We can now calculate the Ljung-Box test statistic and its associated p-value using the acorr_ljungbox function:

# Perform the Ljung-Box test
lb_stat, p_value = acorr_ljungbox(data, lags=5)

print("Ljung-Box test statistics:", lb_stat)
print("p-values:", p_value)

In this example, we are specifying lags=5, which means we want to test the autocorrelation up to a lag of 5. The acorr_ljungbox function returns two arrays: the Ljung-Box test statistics and the corresponding p-values for each lag.

The output of the above code will be:

Ljung-Box test statistics: [1.59423661 3.67573187 3.67573187 3.67573187 4.61396608]
p-values: [0.20749719 0.15981161 0.32782062 0.49771432 0.32816681]

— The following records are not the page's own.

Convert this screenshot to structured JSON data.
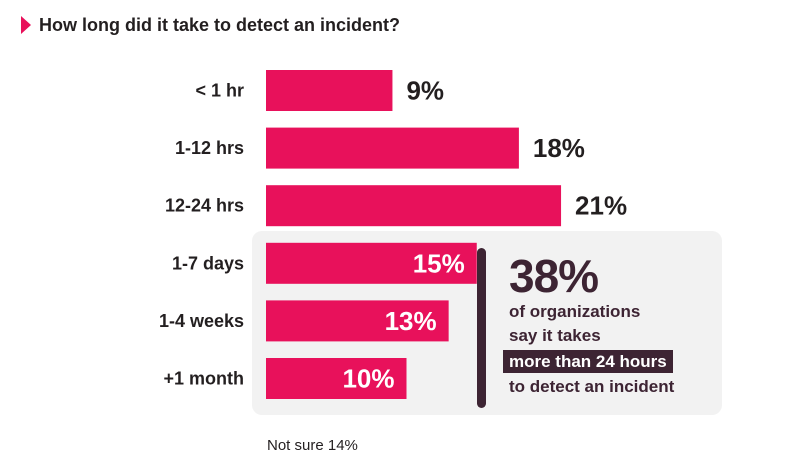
{
  "header": {
    "title": "How long did it take to detect an incident?"
  },
  "colors": {
    "bar": "#e8115b",
    "accent_dark": "#3d2433",
    "callout_bg": "#f2f2f2"
  },
  "chart_data": {
    "type": "bar",
    "orientation": "horizontal",
    "title": "How long did it take to detect an incident?",
    "categories": [
      "< 1 hr",
      "1-12 hrs",
      "12-24 hrs",
      "1-7 days",
      "1-4 weeks",
      "+1 month"
    ],
    "values": [
      9,
      18,
      21,
      15,
      13,
      10
    ],
    "data_labels": [
      "9%",
      "18%",
      "21%",
      "15%",
      "13%",
      "10%"
    ],
    "unit": "%",
    "xlim": [
      0,
      25
    ],
    "grid": false,
    "legend": "none"
  },
  "callout": {
    "big": "38%",
    "line1": "of organizations",
    "line2": "say it takes",
    "highlight": "more than 24 hours",
    "line4": "to detect an incident"
  },
  "footnote": "Not sure 14%"
}
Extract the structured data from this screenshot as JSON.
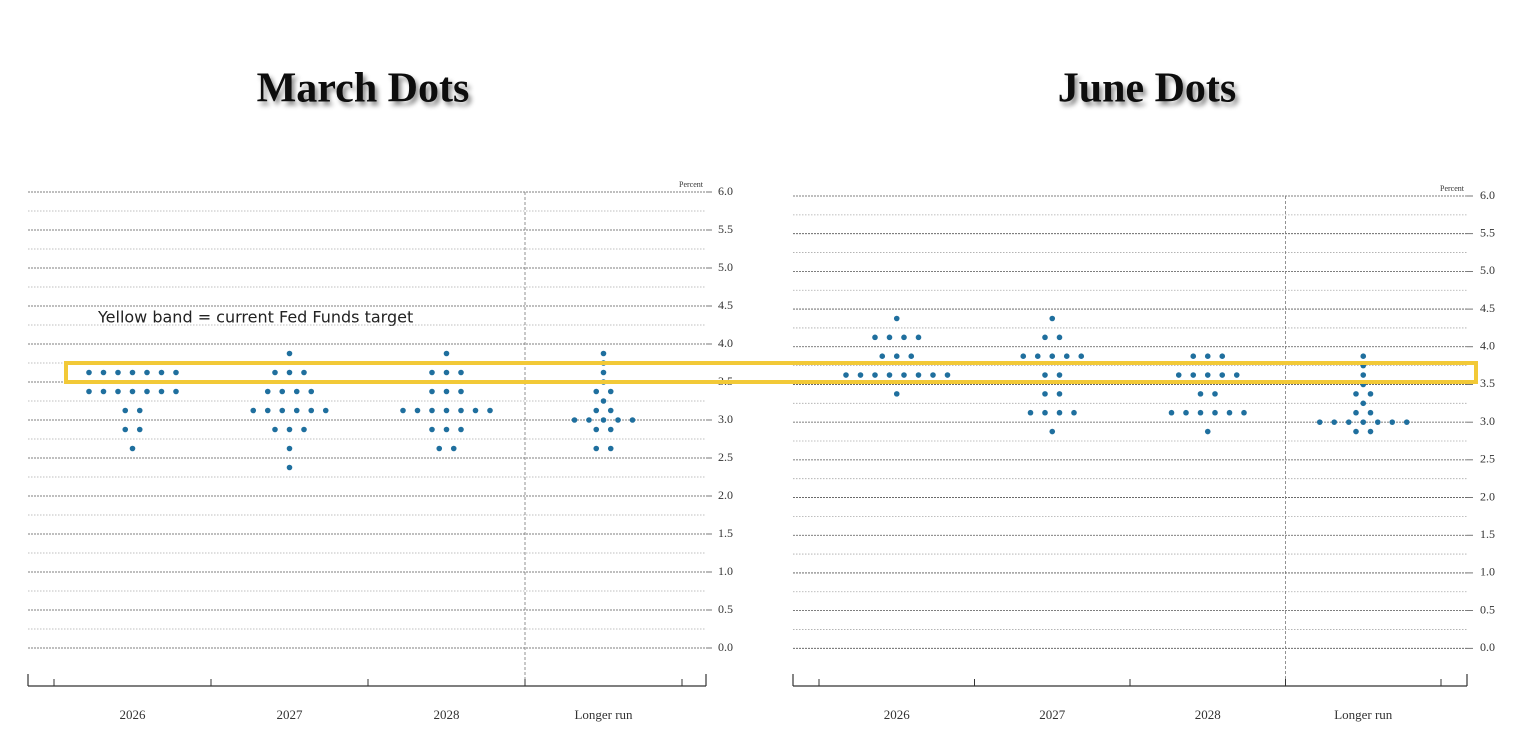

The Ljung-Box test statistics represent the chi-squared values for the corresponding lags. Lower p-values indicate stronger evidence of autocorrelation.

Interpreting the results

To interpret the results of the Ljung-Box test, we compare the calculated p-values with a chosen significance level (e.g., 0.05). If the p-value is less than the chosen significance level, we can reject the null hypothesis and conclude that the time series is autocorrelated up to the specified lag. In our example, none of the p-values are below the significance level, indicating no significant autocorrelation.

Conclusion

Performing the Ljung-Box test in Python using statsmodels is a straightforward process. By examining the autocorrelation patterns in a time series, we can gain insights into its characteristics and make informed decisions in statistical modeling and forecasting.